The wheel that comes with the cage is too small for a lot of animals. I'm not sure that a dwarf hamster could fit up that tube, seeing as it goes completely vertically, so the cage would be restricted to syrian hamsters, gerbils, etc. The wheel is definitely too small for a syrian. For them, a 12" wheel is recommended. That wheel does not have a 12" diameter, and you would struggle to put a 12" wheel in the cage. You don't want the hamster to have an curving spine, partly because they usually find it so uncomfortable that they don't use it anyway and partly because some people speculate that it can cause damage.
53 litres is about 10 gallons, which is teeny tiny. Not to mention that hamsters need floor space more than they need vertical space. A 40 gallon tank would be much better than a 20 gallon tank with two levels or a 10 gallon tank with 4 levels.
As for the price, from what I gather the qute cage has an overall floor space of about 2000cm^3 for £70. A large zoozone cage has about 5000cm^3 floor space for £30, and is better designed for customization. There are other cages you can buy, though, and you can get some amazing deals if you're willing to go second hand. (recently bought a cage for £30 second hand, when it usually costs about £250 new)

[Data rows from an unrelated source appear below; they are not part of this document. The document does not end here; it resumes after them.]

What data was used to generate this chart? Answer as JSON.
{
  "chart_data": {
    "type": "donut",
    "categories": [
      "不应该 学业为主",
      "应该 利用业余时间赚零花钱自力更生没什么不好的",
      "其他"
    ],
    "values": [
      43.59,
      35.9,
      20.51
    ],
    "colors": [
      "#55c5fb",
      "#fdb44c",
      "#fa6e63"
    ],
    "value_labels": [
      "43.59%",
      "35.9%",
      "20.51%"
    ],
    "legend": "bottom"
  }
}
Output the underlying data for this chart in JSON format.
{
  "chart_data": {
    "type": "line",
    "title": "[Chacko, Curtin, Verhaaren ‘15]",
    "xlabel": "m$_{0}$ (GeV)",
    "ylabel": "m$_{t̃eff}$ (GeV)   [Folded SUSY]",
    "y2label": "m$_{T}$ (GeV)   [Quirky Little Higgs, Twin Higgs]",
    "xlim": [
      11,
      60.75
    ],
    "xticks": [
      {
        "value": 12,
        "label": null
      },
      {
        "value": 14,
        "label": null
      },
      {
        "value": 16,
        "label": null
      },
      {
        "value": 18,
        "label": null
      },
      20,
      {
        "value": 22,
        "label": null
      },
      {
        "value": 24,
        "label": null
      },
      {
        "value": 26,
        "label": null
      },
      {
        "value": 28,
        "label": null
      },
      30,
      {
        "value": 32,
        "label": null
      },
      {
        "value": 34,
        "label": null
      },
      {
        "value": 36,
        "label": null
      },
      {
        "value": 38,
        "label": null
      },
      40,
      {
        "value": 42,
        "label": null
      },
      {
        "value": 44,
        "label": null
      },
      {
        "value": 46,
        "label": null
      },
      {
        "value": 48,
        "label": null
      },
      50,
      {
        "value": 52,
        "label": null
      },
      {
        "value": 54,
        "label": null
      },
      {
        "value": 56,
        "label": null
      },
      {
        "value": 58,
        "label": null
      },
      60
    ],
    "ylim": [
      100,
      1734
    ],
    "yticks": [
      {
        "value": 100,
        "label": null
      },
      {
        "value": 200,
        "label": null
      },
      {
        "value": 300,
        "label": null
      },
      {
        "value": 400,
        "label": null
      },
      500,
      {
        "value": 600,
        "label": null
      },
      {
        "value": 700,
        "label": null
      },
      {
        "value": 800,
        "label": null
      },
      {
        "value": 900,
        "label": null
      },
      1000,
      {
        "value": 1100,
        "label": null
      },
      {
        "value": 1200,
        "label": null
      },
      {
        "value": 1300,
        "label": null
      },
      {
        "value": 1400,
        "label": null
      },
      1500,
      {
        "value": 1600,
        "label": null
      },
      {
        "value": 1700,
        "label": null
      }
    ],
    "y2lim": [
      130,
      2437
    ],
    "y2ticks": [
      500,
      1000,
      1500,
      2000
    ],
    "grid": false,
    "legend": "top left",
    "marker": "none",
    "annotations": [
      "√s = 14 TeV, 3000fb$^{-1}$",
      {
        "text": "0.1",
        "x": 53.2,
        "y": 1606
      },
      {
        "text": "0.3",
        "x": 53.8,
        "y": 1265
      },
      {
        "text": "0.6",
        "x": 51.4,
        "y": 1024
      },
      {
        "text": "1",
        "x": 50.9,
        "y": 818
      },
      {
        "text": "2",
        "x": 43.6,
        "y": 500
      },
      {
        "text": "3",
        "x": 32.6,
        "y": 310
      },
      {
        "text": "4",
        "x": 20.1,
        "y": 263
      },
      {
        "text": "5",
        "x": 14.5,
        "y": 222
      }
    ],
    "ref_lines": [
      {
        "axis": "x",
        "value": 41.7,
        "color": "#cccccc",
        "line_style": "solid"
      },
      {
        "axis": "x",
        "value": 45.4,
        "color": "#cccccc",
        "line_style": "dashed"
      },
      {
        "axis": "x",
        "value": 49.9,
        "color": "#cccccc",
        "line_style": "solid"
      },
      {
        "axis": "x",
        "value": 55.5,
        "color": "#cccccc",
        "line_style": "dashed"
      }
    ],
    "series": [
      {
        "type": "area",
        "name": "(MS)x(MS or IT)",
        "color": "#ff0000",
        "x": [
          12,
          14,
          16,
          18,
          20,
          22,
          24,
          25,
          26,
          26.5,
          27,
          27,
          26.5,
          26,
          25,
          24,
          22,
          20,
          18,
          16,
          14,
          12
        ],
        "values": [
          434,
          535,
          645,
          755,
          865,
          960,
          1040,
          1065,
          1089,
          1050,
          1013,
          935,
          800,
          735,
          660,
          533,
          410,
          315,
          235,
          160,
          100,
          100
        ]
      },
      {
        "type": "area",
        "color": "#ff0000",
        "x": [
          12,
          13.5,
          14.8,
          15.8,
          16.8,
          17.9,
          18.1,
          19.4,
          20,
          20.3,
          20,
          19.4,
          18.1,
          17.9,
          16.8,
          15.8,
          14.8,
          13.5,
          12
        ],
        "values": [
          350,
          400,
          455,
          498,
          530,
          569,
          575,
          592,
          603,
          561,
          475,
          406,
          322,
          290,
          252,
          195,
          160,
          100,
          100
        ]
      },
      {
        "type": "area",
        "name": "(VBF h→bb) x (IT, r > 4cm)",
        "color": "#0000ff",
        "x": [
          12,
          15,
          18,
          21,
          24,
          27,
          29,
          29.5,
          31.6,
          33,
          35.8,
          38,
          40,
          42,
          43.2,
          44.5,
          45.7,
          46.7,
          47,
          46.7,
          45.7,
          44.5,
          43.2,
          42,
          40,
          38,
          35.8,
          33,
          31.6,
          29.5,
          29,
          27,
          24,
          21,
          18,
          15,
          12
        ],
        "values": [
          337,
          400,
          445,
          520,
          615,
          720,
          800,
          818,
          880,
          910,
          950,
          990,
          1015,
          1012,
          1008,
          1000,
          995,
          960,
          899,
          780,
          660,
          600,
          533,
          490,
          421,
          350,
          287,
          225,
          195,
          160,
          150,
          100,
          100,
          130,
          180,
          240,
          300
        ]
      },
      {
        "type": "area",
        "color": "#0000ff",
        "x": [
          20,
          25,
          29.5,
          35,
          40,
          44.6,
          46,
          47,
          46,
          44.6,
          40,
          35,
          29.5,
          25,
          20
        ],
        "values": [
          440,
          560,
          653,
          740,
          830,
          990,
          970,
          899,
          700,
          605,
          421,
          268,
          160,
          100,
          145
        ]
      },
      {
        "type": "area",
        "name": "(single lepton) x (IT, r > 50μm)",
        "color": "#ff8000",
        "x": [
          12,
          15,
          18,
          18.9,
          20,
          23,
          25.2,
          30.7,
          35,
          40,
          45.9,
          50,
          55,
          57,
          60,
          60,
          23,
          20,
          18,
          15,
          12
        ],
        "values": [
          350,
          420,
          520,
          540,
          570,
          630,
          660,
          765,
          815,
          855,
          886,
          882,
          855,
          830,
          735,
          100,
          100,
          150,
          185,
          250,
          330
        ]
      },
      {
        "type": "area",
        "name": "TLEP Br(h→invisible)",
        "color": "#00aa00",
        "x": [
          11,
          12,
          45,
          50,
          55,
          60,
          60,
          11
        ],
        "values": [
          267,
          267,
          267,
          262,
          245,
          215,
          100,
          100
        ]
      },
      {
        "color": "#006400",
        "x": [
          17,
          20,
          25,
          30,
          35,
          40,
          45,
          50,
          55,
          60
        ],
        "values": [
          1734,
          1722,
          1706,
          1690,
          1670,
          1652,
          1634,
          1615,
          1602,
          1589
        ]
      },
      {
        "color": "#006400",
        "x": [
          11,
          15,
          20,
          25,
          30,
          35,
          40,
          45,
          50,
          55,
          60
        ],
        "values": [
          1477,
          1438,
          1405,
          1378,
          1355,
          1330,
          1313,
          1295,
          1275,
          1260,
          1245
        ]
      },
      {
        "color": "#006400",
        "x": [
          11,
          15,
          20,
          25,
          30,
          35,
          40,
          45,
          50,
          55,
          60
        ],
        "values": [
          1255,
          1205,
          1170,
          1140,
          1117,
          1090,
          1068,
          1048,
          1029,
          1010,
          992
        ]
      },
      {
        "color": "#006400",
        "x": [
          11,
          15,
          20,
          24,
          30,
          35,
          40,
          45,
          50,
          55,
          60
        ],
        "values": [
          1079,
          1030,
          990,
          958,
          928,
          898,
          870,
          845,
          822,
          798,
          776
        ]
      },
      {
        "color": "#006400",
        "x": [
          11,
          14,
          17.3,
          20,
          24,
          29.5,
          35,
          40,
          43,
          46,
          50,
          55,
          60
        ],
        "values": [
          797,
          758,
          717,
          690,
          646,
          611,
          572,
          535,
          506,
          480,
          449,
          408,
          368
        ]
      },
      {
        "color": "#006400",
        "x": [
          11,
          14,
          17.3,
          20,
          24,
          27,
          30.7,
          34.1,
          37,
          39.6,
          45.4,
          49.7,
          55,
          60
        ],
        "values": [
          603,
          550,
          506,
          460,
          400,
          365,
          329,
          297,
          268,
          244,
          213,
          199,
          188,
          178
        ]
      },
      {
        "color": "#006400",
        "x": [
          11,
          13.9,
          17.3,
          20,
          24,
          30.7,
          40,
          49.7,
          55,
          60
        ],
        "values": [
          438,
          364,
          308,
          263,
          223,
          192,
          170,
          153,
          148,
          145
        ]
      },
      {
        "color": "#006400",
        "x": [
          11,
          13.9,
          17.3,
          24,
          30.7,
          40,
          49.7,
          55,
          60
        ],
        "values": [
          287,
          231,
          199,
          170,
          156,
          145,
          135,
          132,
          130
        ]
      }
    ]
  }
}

Also, I'm going to be extra grumpy and point out that this thread is three years old. A lot of the members who posted here aren't active any more. 
Although it's interesting to hear the company has made some minor modifications to the product.


----------



## blade100

Still not big enough for Syrian hamsters who require 80cm x 50cm cage floor space! 
And yes this thread is 3 years old.


----------